Probability & Forecasts

Question

I am doing a forecast on turnover and would like to know how i can work out the probability that the next sales figure will be over a certain amount given that we have all the data from previous years. How is this possible? e.g. Year 1 100 Year 2 110 Year 3 125 Year 4 145 Year 5 170 Year 6 209 Year 7 245 Year 8 286 Year 9 354 Year 10 452

What is the probability that Year 11 will for example exceed 540? How do I work this out?

Answer 1

While I agree with Willie Wong that you will need to make some assumptions to get a probability, some models will be more "assumption heavy" than others. If you have enough data to assume a particular model for your sales (e.g., linear trend with normally distributed errors) then you will be able to get a more precise estimate.

However, if you simply assume that your past sales growth is representative of sales growth in the near future, then you can get a rough probability estimate by using the following nonparametric approach:

1. Calculate the difference between each squential pair of the N successive annual revenues (e.g., $T_2-T_1$), you will get N-1 differences (i.e., $d_i$).
2. Assign a probability of $\frac{1}{N-1}$ to each difference (this assumes that the early data is as relevant as later data, hence the equal weighting of each difference).
3. Calculate N-1 future revenue predictions by adding each difference to the last known annual revenue: $Prediction_i=T_N+d_i$.
4. The resulting probability mass distribution will be an approximation of the distribution of possible future revenue in period $T_{N+1}$ You can use this approximate distribution to get coarse probability estimates for questions like the one you posed.
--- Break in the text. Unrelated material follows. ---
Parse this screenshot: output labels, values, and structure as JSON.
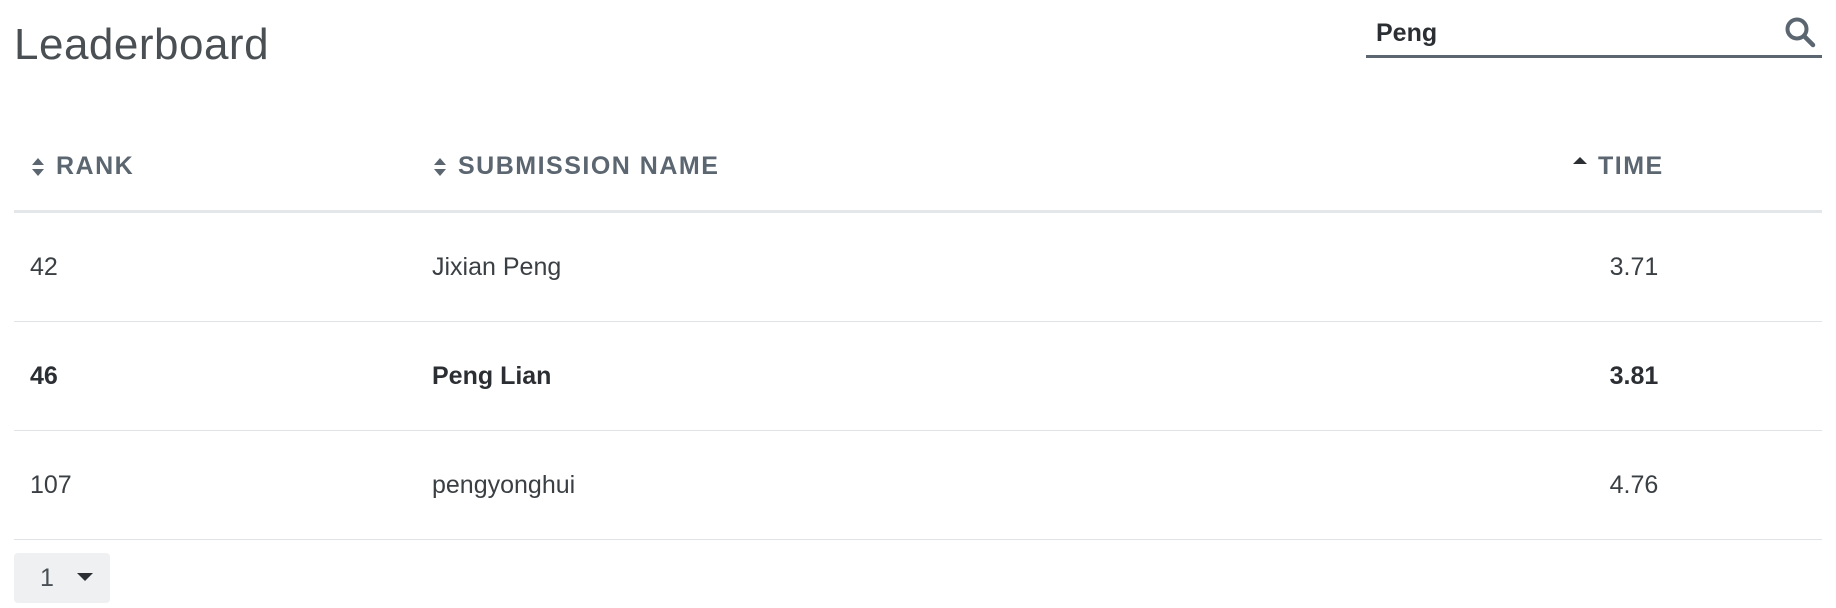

However, this will be dependent on the truth of the assumptions underlying the model.

You may not like the discreteness and coarseness of the results, but without further knowledge of the details of the process, which would suggest a more precise model, you really can't expect to be able to express your uncertainty with much precision either...you get out what you are able to put in...statistics cannot generate knowledge from ignorance.